En déplacement à Lens samedi (17h) pour lancer sa saison de Ligue 1, l’Olympique Lyonnais arrive transformé et confiant à Bollaert. Après avoir frôlé la relégation début juillet, le club rhodanien a profité d’une préparation efficace et d’un mercato animé pour se présenter avec un effectif compétitif, un accomplissement déjà notable.
Corentin Tolisso l’admet sans détour : « On était dans le flou pendant les vacances et j’ai eu peur. » L’OL a en effet échappé de justesse à une descente en Ligue 2, décision annulée par la commission d’appel le 9 juillet, ouvrant enfin la voie à une nouvelle saison. À moins de six semaines du début du championnat, Lyon aborde cette reprise avec un projet clair et la tête haute.
Malgré des départs importants – Alexandre Lacazette, Thiago Almada, Rayan Cherki et Lucas Perri – le club conserve une colonne vertébrale solide : Nicolas Tagliafico a prolongé, Corentin Tolisso reste capitaine, et Georges Mikautadze mènera l’attaque. Un noyau qui permet à Lyon d’ambitionner bien plus que le ventre mou ou la lutte pour le maintien.

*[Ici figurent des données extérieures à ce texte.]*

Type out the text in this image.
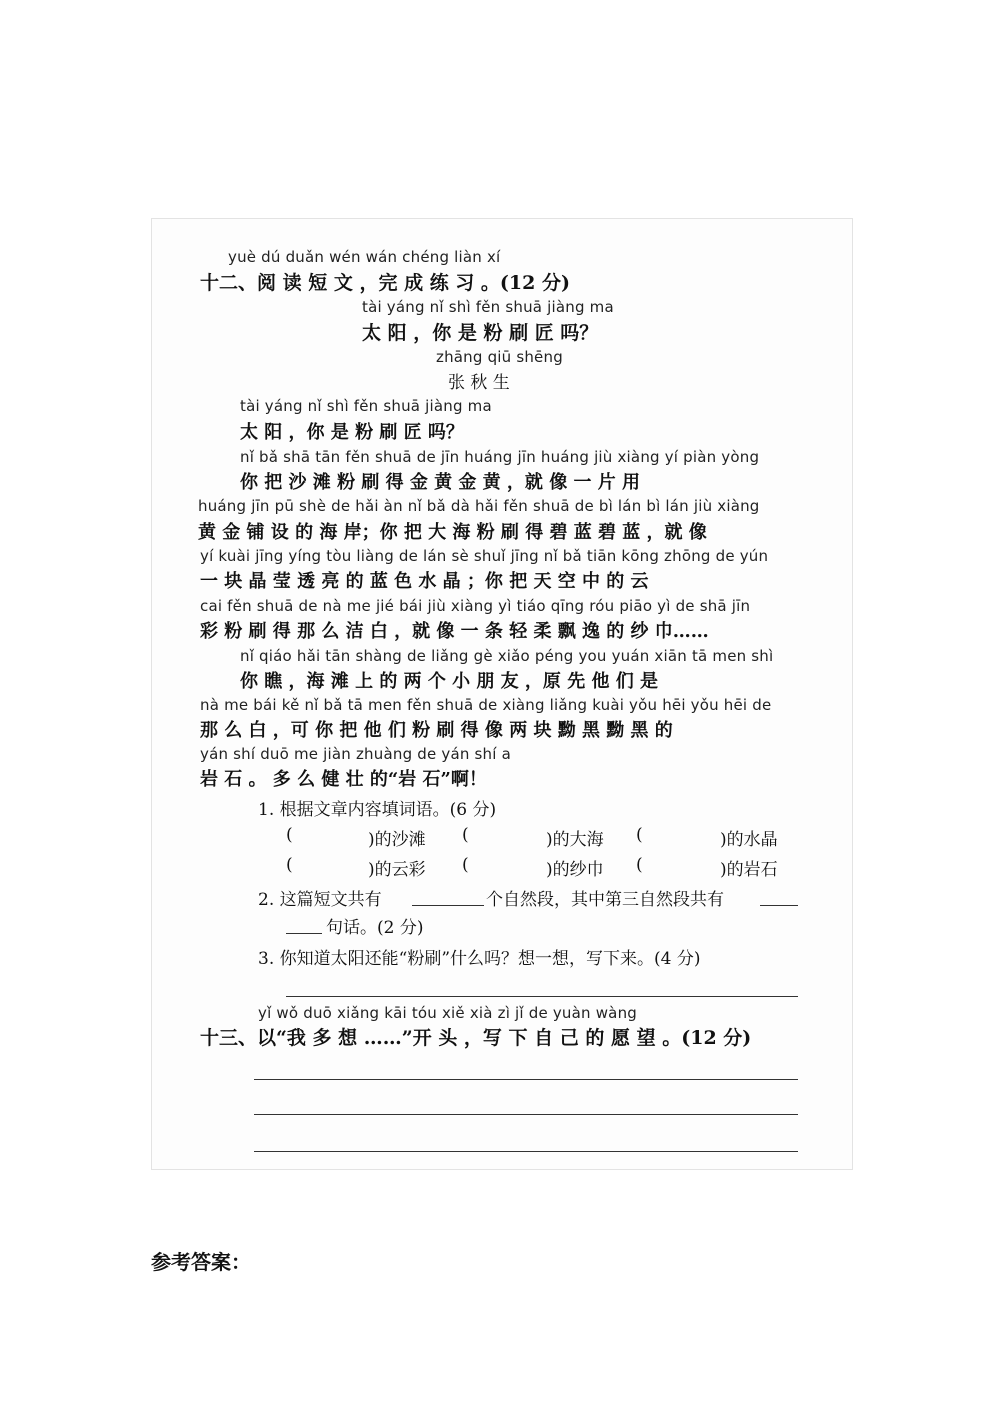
yuè dú duǎn wén wán chéng liàn xí
十二、阅 读 短 文 ，完 成 练 习 。(12 分)
tài yáng nǐ shì fěn shuā jiàng ma
太 阳 ，你 是 粉 刷 匠 吗？
zhāng qiū shēng
张 秋 生
tài yáng nǐ shì fěn shuā jiàng ma
太 阳 ，你 是 粉 刷 匠 吗？
nǐ bǎ shā tān fěn shuā de jīn huáng jīn huáng jiù xiàng yí piàn yòng
你 把 沙 滩 粉 刷 得 金 黄 金 黄 ，就 像 一 片 用
huáng jīn pū shè de hǎi àn nǐ bǎ dà hǎi fěn shuā de bì lán bì lán jiù xiàng
黄 金 铺 设 的 海 岸；你 把 大 海 粉 刷 得 碧 蓝 碧 蓝 ，就 像
yí kuài jīng yíng tòu liàng de lán sè shuǐ jīng nǐ bǎ tiān kōng zhōng de yún
一 块 晶 莹 透 亮 的 蓝 色 水 晶 ；你 把 天 空 中 的 云
cai fěn shuā de nà me jié bái jiù xiàng yì tiáo qīng róu piāo yì de shā jīn
彩 粉 刷 得 那 么 洁 白 ，就 像 一 条 轻 柔 飘 逸 的 纱 巾……
nǐ qiáo hǎi tān shàng de liǎng gè xiǎo péng you yuán xiān tā men shì
你 瞧 ，海 滩 上 的 两 个 小 朋 友 ，原 先 他 们 是
nà me bái kě nǐ bǎ tā men fěn shuā de xiàng liǎng kuài yǒu hēi yǒu hēi de
那 么 白 ，可 你 把 他 们 粉 刷 得 像 两 块 黝 黑 黝 黑 的
yán shí duō me jiàn zhuàng de yán shí a
岩 石 。 多 么 健 壮 的“岩 石”啊！
1. 根据文章内容填词语。(6 分)
(	)的沙滩 (	)的大海 (	)的水晶
(	)的云彩 (	)的纱巾 (	)的岩石
2. 这篇短文共有	个自然段，其中第三自然段共有
句话。(2 分)
3. 你知道太阳还能“粉刷”什么吗？想一想，写下来。(4 分)
yǐ wǒ duō xiǎng kāi tóu xiě xià zì jǐ de yuàn wàng
十三、以“我 多 想 ……”开 头 ，写 下 自 己 的 愿 望 。(12 分)
参考答案：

La pré-saison a été particulièrement encourageante : quatre victoires, un nul et une seule défaite contre le Bayern, avec un jeu séduisant et une cohésion naissante. Paulo Fonseca apprécie le nouveau contexte : un effectif rajeuni et modulable où il peut pleinement imposer ses idées. « On a travaillé beaucoup de choses pour la première fois et le bilan est très positif. On a un groupe prêt à construire ensemble », explique le Portugais.
Le défi reste toutefois entier : trouver un gardien titulaire, confirmer l’efficacité de Mikautadze et intégrer pleinement les nouvelles recrues. L’objectif reste de bâtir une identité de jeu capable de viser la victoire à chaque match. Dans un championnat où Paris domine, Marseille et Monaco se tiennent prêts à suivre et d’autres clubs comme Strasbourg ou Nice connaissent eux aussi leurs limites, Lyon peut légitimement rêver à l’Europe.
« Peu de gens nous attendent, donc si on peut créer la surprise, ce serait bien, souligne Tolisso. Si on reproduit ce qu’on a montré en pré-saison, ce sera positif. J’ai confiance en ce groupe et en ce coach. Pourquoi ne pas être la bonne surprise de l’année ? » Après un été où l’ombre de la catastrophe planait, cette ambition prend des airs de revanche.